Friday June 16, 2017
For June’s Car of the Month we’ll take a look at the Saab 99 Turbo. Unveiled at the 1977 Frankfurt Motor Show, this was arguably the world's first successful turbocharged production car.
Saab were certainly not the first to fit a turbo to a car, Porsche were already doing it with their 911 and who could forget BMW’s 2002 with the reverse lettered ‘turbo’ logo on the front spoiler. What Saab did was change the way the turbo engine propelled the car. The 99 used a broad swath of turbo power across most of the engine’s rev band, rather than the conventional boost of peak horsepower at the top of the rev range. Using a relatively small Garret T3 turbo the new engine produced 23 percent more horsepower and, even more impressively, 45 percent more torque.

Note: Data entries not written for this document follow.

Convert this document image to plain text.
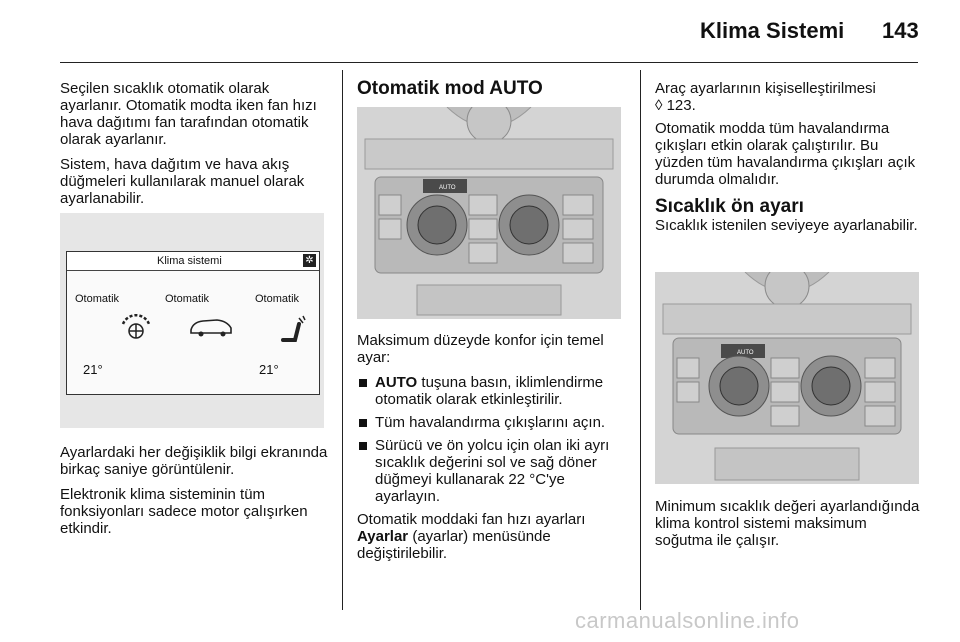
Klima Sistemi 143

Seçilen sıcaklık otomatik olarak ayarlanır. Otomatik modta iken fan hızı hava dağıtımı fan tarafından otomatik olarak ayarlanır.

Sistem, hava dağıtım ve hava akış düğmeleri kullanılarak manuel olarak ayarlanabilir.

Klima sistemi	✲
Otomatik	Otomatik	Otomatik
21°	21°

Ayarlardaki her değişiklik bilgi ekranında birkaç saniye görüntülenir.

Elektronik klima sisteminin tüm fonksiyonları sadece motor çalışırken etkindir.

Otomatik mod AUTO
AUTO

Maksimum düzeyde konfor için temel ayar:

AUTO tuşuna basın, iklimlendirme otomatik olarak etkinleştirilir.
Tüm havalandırma çıkışlarını açın.
Sürücü ve ön yolcu için olan iki ayrı sıcaklık değerini sol ve sağ döner düğmeyi kullanarak 22 °C'ye ayarlayın.

Otomatik moddaki fan hızı ayarları
Ayarlar (ayarlar) menüsünde değiştirilebilir.

Araç ayarlarının kişiselleştirilmesi
◊ 123.

Otomatik modda tüm havalandırma çıkışları etkin olarak çalıştırılır. Bu yüzden tüm havalandırma çıkışları açık durumda olmalıdır.

Sıcaklık ön ayarı

Sıcaklık istenilen seviyeye ayarlanabilir.

AUTO

Minimum sıcaklık değeri ayarlandığında klima kontrol sistemi maksimum soğutma ile çalışır.

carmanualsonline.info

With the 70’s oil crisis, fuel prices were on the rise… there was an increasing demand for greater fuel economy, even from high performance cars. The 99 Turbo certainly came up trumps here, with a range of over 300 miles from its 14 gallon fuel tank
Automotive journalists adored the 99 Turbo; Road & Track advised its readers, "It's so much fun to drive, the price is irrelevant!"
Offered in a limited colour range - Black, Cardinal Red, Grey and Silver, the Turbo initially had chrome trim on the window surrounds and bumpers, which was soon changed to black. The Turbo wore special ‘Inca’ alloy wheels and had velour upholstery, a sliding steel sunroof, a heated driver's seat, a centre console and a special three-spoke steering wheel, with a large triangular padded hub.
The four-cylinder, eight valve, 2 litre turbocharged fuel injection engine produced 145bhp and could propel the 99 from 0-60mph in just 8.9 seconds. This may not sound particularly impressive by today’s standards but you have to remember this was 1977, Britain’s top selling car of that year was the Mk IV Ford Cortina, the 2.0 version of this taking 11 seconds to reach 60mph!
The Saab’s real strength came from mid-range overtaking ability - "Between 40 and 100 MPH, the Saab accelerates faster than just about any four-seater saloon in the world," Motor magazine reported.
10,607 99 Turbo’s were produced before production of the 99 ceased which makes it somewhat of a rarity. Rust was the enemy to the 99 so, if you can find a good one, it’s sure to be a worthy investment that can give great pleasure as an appreciating classic!